Abstract Body (Do not enter title and authors here): Background: Congenital heart disease (CHD) is the most common birth defect and pregestational maternal diabetes is a modifiable risk factor associated with CHD. It’s estimated that 60 million women of childbearing age currently live with diabetes worldwide. The impact of uncontrolled hyperglycemia in the mother on fetal cardiac development is largely unknown.
Significance: Understanding the impact of uncontrolled maternal hyperglycemia during outflow tract development will alleviate the global burden of CHD, particularly in regions with limited access to primary and prenatal health care.
Hypothesis: We hypothesize that pregestational maternal diabetes acts synergistically with otherwise non-deleterious Notch pathway mutations in second heart field (SHF) to increase the incidence of outflow tract (OFT) defects, while having no effect on arch defects.
Experimental Design: Female C57BL/6 and CD1 mice were injected intraperitoneally with streptozotocin (75 mg/kg) for three consecutive days, and mating occurred when fasting blood glucose levels reached ≥300 mg/dL. To study the effects of genetic mutations, we utilized Mef2c enhancer-driven Cre/loxP system to conditionally knock out the Notch ligand Delta-like ligand 4 (Dll4) in SHF cells. Statistical differences were determined using one-way analysis of variance (ANOVA), followed by Tukey's post-hoc test. Statistical significance was defined as p<0.05.

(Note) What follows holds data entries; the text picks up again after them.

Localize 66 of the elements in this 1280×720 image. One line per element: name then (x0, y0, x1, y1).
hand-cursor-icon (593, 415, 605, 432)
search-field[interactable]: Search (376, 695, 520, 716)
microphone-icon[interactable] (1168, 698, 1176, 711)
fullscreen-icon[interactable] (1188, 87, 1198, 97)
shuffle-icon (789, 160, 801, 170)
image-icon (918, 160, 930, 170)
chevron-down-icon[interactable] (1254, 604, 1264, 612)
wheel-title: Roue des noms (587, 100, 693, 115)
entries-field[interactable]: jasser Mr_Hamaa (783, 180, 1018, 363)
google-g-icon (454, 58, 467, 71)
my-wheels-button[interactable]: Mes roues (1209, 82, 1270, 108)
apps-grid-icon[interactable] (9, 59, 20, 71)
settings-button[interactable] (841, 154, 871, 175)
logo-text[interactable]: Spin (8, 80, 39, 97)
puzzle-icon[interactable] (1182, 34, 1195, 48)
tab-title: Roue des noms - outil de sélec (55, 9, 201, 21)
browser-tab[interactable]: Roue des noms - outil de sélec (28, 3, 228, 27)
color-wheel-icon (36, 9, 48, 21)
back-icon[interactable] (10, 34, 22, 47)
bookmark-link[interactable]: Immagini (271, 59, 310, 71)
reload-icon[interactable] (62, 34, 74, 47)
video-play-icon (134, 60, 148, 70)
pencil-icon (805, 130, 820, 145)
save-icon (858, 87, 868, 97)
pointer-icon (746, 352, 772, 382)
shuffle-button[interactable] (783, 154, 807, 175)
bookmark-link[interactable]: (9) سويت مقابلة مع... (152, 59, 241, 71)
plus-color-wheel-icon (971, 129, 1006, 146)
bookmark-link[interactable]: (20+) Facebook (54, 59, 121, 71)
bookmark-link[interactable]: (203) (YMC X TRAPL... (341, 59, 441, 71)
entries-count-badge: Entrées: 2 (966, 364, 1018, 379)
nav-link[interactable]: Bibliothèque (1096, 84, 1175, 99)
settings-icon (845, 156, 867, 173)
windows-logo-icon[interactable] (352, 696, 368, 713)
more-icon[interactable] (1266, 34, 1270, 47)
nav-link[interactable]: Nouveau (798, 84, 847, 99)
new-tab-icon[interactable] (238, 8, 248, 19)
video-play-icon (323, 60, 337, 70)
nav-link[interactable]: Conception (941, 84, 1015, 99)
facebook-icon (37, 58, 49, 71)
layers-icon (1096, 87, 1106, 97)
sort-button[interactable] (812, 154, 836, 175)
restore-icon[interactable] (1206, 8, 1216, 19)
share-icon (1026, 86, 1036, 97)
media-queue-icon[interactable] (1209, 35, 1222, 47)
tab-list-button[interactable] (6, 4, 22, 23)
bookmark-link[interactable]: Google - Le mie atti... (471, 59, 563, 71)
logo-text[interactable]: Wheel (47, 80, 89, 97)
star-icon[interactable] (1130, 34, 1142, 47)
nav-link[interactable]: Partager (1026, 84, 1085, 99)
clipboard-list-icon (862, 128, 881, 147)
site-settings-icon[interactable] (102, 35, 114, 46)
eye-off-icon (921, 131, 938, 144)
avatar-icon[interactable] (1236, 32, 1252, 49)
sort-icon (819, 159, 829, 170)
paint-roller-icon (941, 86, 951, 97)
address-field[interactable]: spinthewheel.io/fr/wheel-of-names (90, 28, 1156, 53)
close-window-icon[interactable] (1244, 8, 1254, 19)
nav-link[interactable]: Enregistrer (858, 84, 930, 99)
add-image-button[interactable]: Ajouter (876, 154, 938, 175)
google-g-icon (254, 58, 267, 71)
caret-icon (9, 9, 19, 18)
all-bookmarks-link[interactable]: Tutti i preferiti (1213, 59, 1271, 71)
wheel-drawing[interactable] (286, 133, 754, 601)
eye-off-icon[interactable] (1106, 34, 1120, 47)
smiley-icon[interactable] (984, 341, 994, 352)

Results: Compared to control mice, maternal diabetes group had significantly higher HbA1c levels (6.0 vs. 3.1%) and free cholesterol levels (42.8 vs. 18.7 μg/mL), though no significant differences were observed in HDL, LDL and triacylglyceride levels. In offsprings born to non-diabetic mothers, those with SHF mutation had a slight increase in incidence of isolated VSD (12 vs. 0%) compared to wildtype. In setting of maternal diabetes, mutants exhibited 3.5-fold increase in OFT defects compared to wildtype (45 vs. 13%, p=0.03), while none of the offsprings (with or without mutation) born to non-diabetic mothers had OFT defects. In contrast, arch defects were seen in 50% of mutants born to non-diabetic mothers, and this incidence was not increased in mutant offsprings born to diabetic mothers.
Conclusions: Maternal hyperglycemia synergizes with Notch haploinsufficiency to induce OFT defects, while having no effect on arch development. This suggests distinct molecular mechanisms underlying arterial endothelial cell versus cardiac cell specification in second heart field.